Das ganze Jahr ist Karneval...
... zumindest, wenn "Stoopido" auf den Tisch kommt. Nach und nach dekorieren sich die Spieler gegenseitig mit verrückten Accessoires.

 

Gespielt werden kann zu viert. Alle setzen sich eine Brille auf die Nase. Die Maskenteile liegen gut sortiert im Vorrat. In der Tischmitte liegen der Quietscher und die vier Quatschkarten. Jede dieser Karten steht für ein Maskenteil, also ein Hut, ein Ohr, ein Augenpaar und eine Nase.

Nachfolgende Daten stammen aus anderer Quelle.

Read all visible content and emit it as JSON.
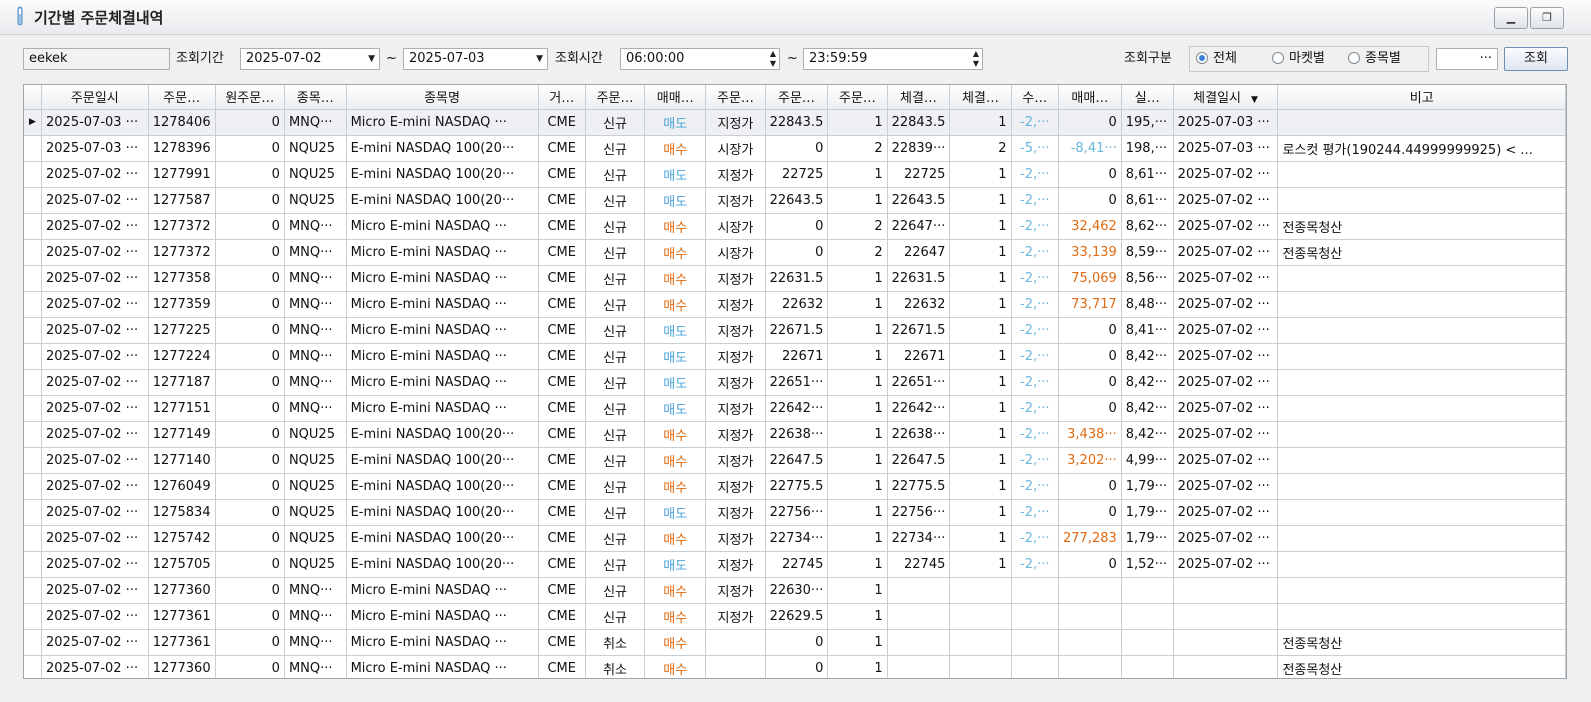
{
  "window": {
    "title": "기간별 주문체결내역",
    "minimize": "▁",
    "restore": "❐"
  },
  "toolbar": {
    "account": "eekek",
    "label_period": "조회기간",
    "date_from": "2025-07-02",
    "tilde": "~",
    "date_to": "2025-07-03",
    "label_time": "조회시간",
    "time_from": "06:00:00",
    "time_to": "23:59:59",
    "label_type": "조회구분",
    "radios": [
      {
        "label": "전체",
        "selected": true
      },
      {
        "label": "마켓별",
        "selected": false
      },
      {
        "label": "종목별",
        "selected": false
      }
    ],
    "symbol_value": "···",
    "search_label": "조회"
  },
  "grid": {
    "columns": [
      "주문일시",
      "주문…",
      "원주문…",
      "종목…",
      "종목명",
      "거…",
      "주문…",
      "매매…",
      "주문…",
      "주문…",
      "주문…",
      "체결…",
      "체결…",
      "수…",
      "매매…",
      "실…",
      "체결일시",
      "비고"
    ],
    "sort_indicator": "▼",
    "row_marker": "▶",
    "colors": {
      "sell": "#4aa3d8",
      "buy": "#e06a12",
      "pnl_pos": "#e06a12",
      "pnl_neg": "#6ab6dc"
    },
    "rows": [
      [
        "2025-07-03 ···",
        "1278406",
        "0",
        "MNQ···",
        "Micro E-mini NASDAQ ···",
        "CME",
        "신규",
        "매도",
        "지정가",
        "22843.5",
        "1",
        "22843.5",
        "1",
        "-2,···",
        "0",
        "195,···",
        "2025-07-03 ···",
        ""
      ],
      [
        "2025-07-03 ···",
        "1278396",
        "0",
        "NQU25",
        "E-mini NASDAQ 100(20···",
        "CME",
        "신규",
        "매수",
        "시장가",
        "0",
        "2",
        "22839···",
        "2",
        "-5,···",
        "-8,41···",
        "198,···",
        "2025-07-03 ···",
        "로스컷 평가(190244.44999999925) < ..."
      ],
      [
        "2025-07-02 ···",
        "1277991",
        "0",
        "NQU25",
        "E-mini NASDAQ 100(20···",
        "CME",
        "신규",
        "매도",
        "지정가",
        "22725",
        "1",
        "22725",
        "1",
        "-2,···",
        "0",
        "8,61···",
        "2025-07-02 ···",
        ""
      ],
      [
        "2025-07-02 ···",
        "1277587",
        "0",
        "NQU25",
        "E-mini NASDAQ 100(20···",
        "CME",
        "신규",
        "매도",
        "지정가",
        "22643.5",
        "1",
        "22643.5",
        "1",
        "-2,···",
        "0",
        "8,61···",
        "2025-07-02 ···",
        ""
      ],
      [
        "2025-07-02 ···",
        "1277372",
        "0",
        "MNQ···",
        "Micro E-mini NASDAQ ···",
        "CME",
        "신규",
        "매수",
        "시장가",
        "0",
        "2",
        "22647···",
        "1",
        "-2,···",
        "32,462",
        "8,62···",
        "2025-07-02 ···",
        "전종목청산"
      ],
      [
        "2025-07-02 ···",
        "1277372",
        "0",
        "MNQ···",
        "Micro E-mini NASDAQ ···",
        "CME",
        "신규",
        "매수",
        "시장가",
        "0",
        "2",
        "22647",
        "1",
        "-2,···",
        "33,139",
        "8,59···",
        "2025-07-02 ···",
        "전종목청산"
      ],
      [
        "2025-07-02 ···",
        "1277358",
        "0",
        "MNQ···",
        "Micro E-mini NASDAQ ···",
        "CME",
        "신규",
        "매수",
        "지정가",
        "22631.5",
        "1",
        "22631.5",
        "1",
        "-2,···",
        "75,069",
        "8,56···",
        "2025-07-02 ···",
        ""
      ],
      [
        "2025-07-02 ···",
        "1277359",
        "0",
        "MNQ···",
        "Micro E-mini NASDAQ ···",
        "CME",
        "신규",
        "매수",
        "지정가",
        "22632",
        "1",
        "22632",
        "1",
        "-2,···",
        "73,717",
        "8,48···",
        "2025-07-02 ···",
        ""
      ],
      [
        "2025-07-02 ···",
        "1277225",
        "0",
        "MNQ···",
        "Micro E-mini NASDAQ ···",
        "CME",
        "신규",
        "매도",
        "지정가",
        "22671.5",
        "1",
        "22671.5",
        "1",
        "-2,···",
        "0",
        "8,41···",
        "2025-07-02 ···",
        ""
      ],
      [
        "2025-07-02 ···",
        "1277224",
        "0",
        "MNQ···",
        "Micro E-mini NASDAQ ···",
        "CME",
        "신규",
        "매도",
        "지정가",
        "22671",
        "1",
        "22671",
        "1",
        "-2,···",
        "0",
        "8,42···",
        "2025-07-02 ···",
        ""
      ],
      [
        "2025-07-02 ···",
        "1277187",
        "0",
        "MNQ···",
        "Micro E-mini NASDAQ ···",
        "CME",
        "신규",
        "매도",
        "지정가",
        "22651···",
        "1",
        "22651···",
        "1",
        "-2,···",
        "0",
        "8,42···",
        "2025-07-02 ···",
        ""
      ],
      [
        "2025-07-02 ···",
        "1277151",
        "0",
        "MNQ···",
        "Micro E-mini NASDAQ ···",
        "CME",
        "신규",
        "매도",
        "지정가",
        "22642···",
        "1",
        "22642···",
        "1",
        "-2,···",
        "0",
        "8,42···",
        "2025-07-02 ···",
        ""
      ],
      [
        "2025-07-02 ···",
        "1277149",
        "0",
        "NQU25",
        "E-mini NASDAQ 100(20···",
        "CME",
        "신규",
        "매수",
        "지정가",
        "22638···",
        "1",
        "22638···",
        "1",
        "-2,···",
        "3,438···",
        "8,42···",
        "2025-07-02 ···",
        ""
      ],
      [
        "2025-07-02 ···",
        "1277140",
        "0",
        "NQU25",
        "E-mini NASDAQ 100(20···",
        "CME",
        "신규",
        "매수",
        "지정가",
        "22647.5",
        "1",
        "22647.5",
        "1",
        "-2,···",
        "3,202···",
        "4,99···",
        "2025-07-02 ···",
        ""
      ],
      [
        "2025-07-02 ···",
        "1276049",
        "0",
        "NQU25",
        "E-mini NASDAQ 100(20···",
        "CME",
        "신규",
        "매수",
        "지정가",
        "22775.5",
        "1",
        "22775.5",
        "1",
        "-2,···",
        "0",
        "1,79···",
        "2025-07-02 ···",
        ""
      ],
      [
        "2025-07-02 ···",
        "1275834",
        "0",
        "NQU25",
        "E-mini NASDAQ 100(20···",
        "CME",
        "신규",
        "매도",
        "지정가",
        "22756···",
        "1",
        "22756···",
        "1",
        "-2,···",
        "0",
        "1,79···",
        "2025-07-02 ···",
        ""
      ],
      [
        "2025-07-02 ···",
        "1275742",
        "0",
        "NQU25",
        "E-mini NASDAQ 100(20···",
        "CME",
        "신규",
        "매수",
        "지정가",
        "22734···",
        "1",
        "22734···",
        "1",
        "-2,···",
        "277,283",
        "1,79···",
        "2025-07-02 ···",
        ""
      ],
      [
        "2025-07-02 ···",
        "1275705",
        "0",
        "NQU25",
        "E-mini NASDAQ 100(20···",
        "CME",
        "신규",
        "매도",
        "지정가",
        "22745",
        "1",
        "22745",
        "1",
        "-2,···",
        "0",
        "1,52···",
        "2025-07-02 ···",
        ""
      ],
      [
        "2025-07-02 ···",
        "1277360",
        "0",
        "MNQ···",
        "Micro E-mini NASDAQ ···",
        "CME",
        "신규",
        "매수",
        "지정가",
        "22630···",
        "1",
        "",
        "",
        "",
        "",
        "",
        "",
        ""
      ],
      [
        "2025-07-02 ···",
        "1277361",
        "0",
        "MNQ···",
        "Micro E-mini NASDAQ ···",
        "CME",
        "신규",
        "매수",
        "지정가",
        "22629.5",
        "1",
        "",
        "",
        "",
        "",
        "",
        "",
        ""
      ],
      [
        "2025-07-02 ···",
        "1277361",
        "0",
        "MNQ···",
        "Micro E-mini NASDAQ ···",
        "CME",
        "취소",
        "매수",
        "",
        "0",
        "1",
        "",
        "",
        "",
        "",
        "",
        "",
        "전종목청산"
      ],
      [
        "2025-07-02 ···",
        "1277360",
        "0",
        "MNQ···",
        "Micro E-mini NASDAQ ···",
        "CME",
        "취소",
        "매수",
        "",
        "0",
        "1",
        "",
        "",
        "",
        "",
        "",
        "",
        "전종목청산"
      ]
    ]
  }
}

Dann nimmt sich der Startspieler den Würfel und wirft ihn. Das sichtbare Bildmotiv steht für eine der Klatschkarten. Alle reagieren gleichzeitig. Derjenige, der seine Hand zuerst auf dem gesuchten Bild hat, darf ein entsprechendes Teil aus dem Vorrat nehmen und es einem beliebigen Spieler an die Maske heften.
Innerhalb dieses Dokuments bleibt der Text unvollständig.